We were driving down the road one afternoon when we saw a disabled car being pushed uphill by a couple of men. They were making very slow progress, so I decided to help. When I joined the two men in their effort, we immediately doubled our speed. Then, my teenage son who had been waiting in the car joined us – and again we about doubled our speed. When we helped them get the car safely along the roadside at the top of the hill, they breathlessly thanked us. My son and I walked back to our car with a little more bounce in our step.
As I think back on that experience, I’m tempted to believe that I was twice as strong as the two men who were originally pushing the car. I’d been working out, so it was possible! Except for the fact that when my son joined us we again doubled our speed – and I know he’s not stronger than me (Well, he wasn’t at that time, anyway).
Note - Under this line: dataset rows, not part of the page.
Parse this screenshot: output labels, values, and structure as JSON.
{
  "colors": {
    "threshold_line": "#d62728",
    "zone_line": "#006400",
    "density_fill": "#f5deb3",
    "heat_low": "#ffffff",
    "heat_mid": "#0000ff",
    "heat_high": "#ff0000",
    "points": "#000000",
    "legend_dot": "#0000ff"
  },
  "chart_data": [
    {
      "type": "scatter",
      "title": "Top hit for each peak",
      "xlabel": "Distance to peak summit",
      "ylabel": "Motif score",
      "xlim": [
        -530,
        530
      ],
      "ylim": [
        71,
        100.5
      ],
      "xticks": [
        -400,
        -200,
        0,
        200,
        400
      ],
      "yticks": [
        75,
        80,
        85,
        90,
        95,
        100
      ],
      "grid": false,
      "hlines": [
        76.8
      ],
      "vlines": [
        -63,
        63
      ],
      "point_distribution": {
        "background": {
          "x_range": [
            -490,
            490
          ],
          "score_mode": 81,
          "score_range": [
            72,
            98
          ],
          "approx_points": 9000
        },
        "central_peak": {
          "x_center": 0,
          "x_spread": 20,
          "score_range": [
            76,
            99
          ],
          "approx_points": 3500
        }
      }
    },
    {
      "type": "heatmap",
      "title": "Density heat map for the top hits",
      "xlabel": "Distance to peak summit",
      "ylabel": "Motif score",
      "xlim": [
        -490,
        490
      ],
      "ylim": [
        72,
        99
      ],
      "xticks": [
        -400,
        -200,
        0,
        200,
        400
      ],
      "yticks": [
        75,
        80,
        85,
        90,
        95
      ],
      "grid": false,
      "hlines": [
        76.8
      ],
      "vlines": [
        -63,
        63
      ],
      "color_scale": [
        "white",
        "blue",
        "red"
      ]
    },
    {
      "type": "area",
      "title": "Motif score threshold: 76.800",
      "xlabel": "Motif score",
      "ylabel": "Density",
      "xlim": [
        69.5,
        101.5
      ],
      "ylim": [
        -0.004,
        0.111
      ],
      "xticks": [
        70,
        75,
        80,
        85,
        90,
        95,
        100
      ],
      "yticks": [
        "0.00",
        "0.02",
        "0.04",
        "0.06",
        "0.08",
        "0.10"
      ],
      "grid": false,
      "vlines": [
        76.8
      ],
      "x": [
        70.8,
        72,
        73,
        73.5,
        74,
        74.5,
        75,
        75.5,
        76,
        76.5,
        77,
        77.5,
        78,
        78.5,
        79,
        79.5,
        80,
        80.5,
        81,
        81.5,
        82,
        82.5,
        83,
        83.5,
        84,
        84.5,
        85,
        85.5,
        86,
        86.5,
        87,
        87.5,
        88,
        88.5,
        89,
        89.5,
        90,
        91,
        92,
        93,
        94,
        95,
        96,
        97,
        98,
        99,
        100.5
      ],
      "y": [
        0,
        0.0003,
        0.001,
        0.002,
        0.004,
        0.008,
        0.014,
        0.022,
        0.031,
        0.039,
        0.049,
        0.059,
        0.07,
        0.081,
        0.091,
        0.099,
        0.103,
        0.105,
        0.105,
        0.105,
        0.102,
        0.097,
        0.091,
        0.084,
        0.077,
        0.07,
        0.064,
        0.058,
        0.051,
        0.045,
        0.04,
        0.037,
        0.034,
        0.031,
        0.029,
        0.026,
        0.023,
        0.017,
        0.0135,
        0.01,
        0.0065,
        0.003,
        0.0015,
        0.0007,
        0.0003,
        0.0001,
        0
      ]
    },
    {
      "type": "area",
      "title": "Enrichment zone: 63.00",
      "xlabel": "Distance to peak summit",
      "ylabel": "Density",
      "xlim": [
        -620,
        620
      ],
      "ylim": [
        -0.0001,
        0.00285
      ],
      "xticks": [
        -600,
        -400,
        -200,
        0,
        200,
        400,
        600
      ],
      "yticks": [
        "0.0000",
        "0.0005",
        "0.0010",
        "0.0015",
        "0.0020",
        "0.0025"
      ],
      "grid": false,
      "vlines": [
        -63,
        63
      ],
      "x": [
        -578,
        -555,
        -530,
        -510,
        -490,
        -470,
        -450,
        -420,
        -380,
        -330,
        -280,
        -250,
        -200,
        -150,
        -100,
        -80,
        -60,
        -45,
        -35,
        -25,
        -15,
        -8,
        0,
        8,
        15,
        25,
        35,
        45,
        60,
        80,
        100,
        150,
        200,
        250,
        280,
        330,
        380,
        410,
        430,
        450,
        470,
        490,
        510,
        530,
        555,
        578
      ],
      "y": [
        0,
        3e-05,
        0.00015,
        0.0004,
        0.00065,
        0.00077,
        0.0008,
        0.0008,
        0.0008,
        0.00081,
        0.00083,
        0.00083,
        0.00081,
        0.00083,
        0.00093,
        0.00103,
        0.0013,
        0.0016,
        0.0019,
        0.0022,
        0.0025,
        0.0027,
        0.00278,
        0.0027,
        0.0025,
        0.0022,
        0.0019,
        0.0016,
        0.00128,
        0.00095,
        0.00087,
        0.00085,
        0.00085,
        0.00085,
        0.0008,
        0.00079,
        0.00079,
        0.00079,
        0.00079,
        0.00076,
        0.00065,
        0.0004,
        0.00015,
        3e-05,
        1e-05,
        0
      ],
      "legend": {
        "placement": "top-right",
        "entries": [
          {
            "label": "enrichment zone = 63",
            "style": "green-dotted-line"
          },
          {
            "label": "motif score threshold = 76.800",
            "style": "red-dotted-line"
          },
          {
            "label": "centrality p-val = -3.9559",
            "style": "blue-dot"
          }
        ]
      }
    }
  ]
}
This simple story illustrates the power of momentum. Now, I’m not a scientist, but this much I know – it’s better to have momentum working for you than working against you. As a counselor and a marriage coach, I often work with people wrestling against the momentum that has built up in their marriage. The momentum of bad decisions, painful interactions, and frequent neglect.
Life can be hard and demanding at times – bills to pay, snow to shovel, appointments to make, bills to pay, kids to transport, project deadlines to keep, bills to pay. We can be tempted to rely on occasional celebrations like Valentine’s Day or anniversaries, to demonstrate our love for one another. I believe this is a bit like the four men in my story taking turns pushing the car uphill, rather than building on the momentum of each other’s efforts to keep the car going in the right direction. If we are not building the momentum of love and romance, our sporadic efforts might produce less impact and may even discourage us from making any effort at all.
Here is my suggestion: instead of making February 14th the hallmark of your undying love, why not build up to it now, and let Valentine’s Day add another oomph of momentum?
In his book, Why Marriages Succeed or Fail, psychologist John Gottman states that the key to happiness in marriage is NOT the amount of conflict you have or the communication style you use, but whether you have AT LEAST five times as many positive moments as you do negative moments together.
With this in mind, I suggest you make the commitment to initiate five positive interactions with your spouse each day. They can be small – a smile, a hug, words of gratitude, an extra chore, a small gift – but it must be something a little out of the ordinary that affirms how much you value him or her. Challenge yourself at the end of the day to be able to identify those five loving actions, even if your spouse has not yet noticed.
Take the lead in creating a positive moment together with your spouse, and keep the momentum going now through your next anniversary!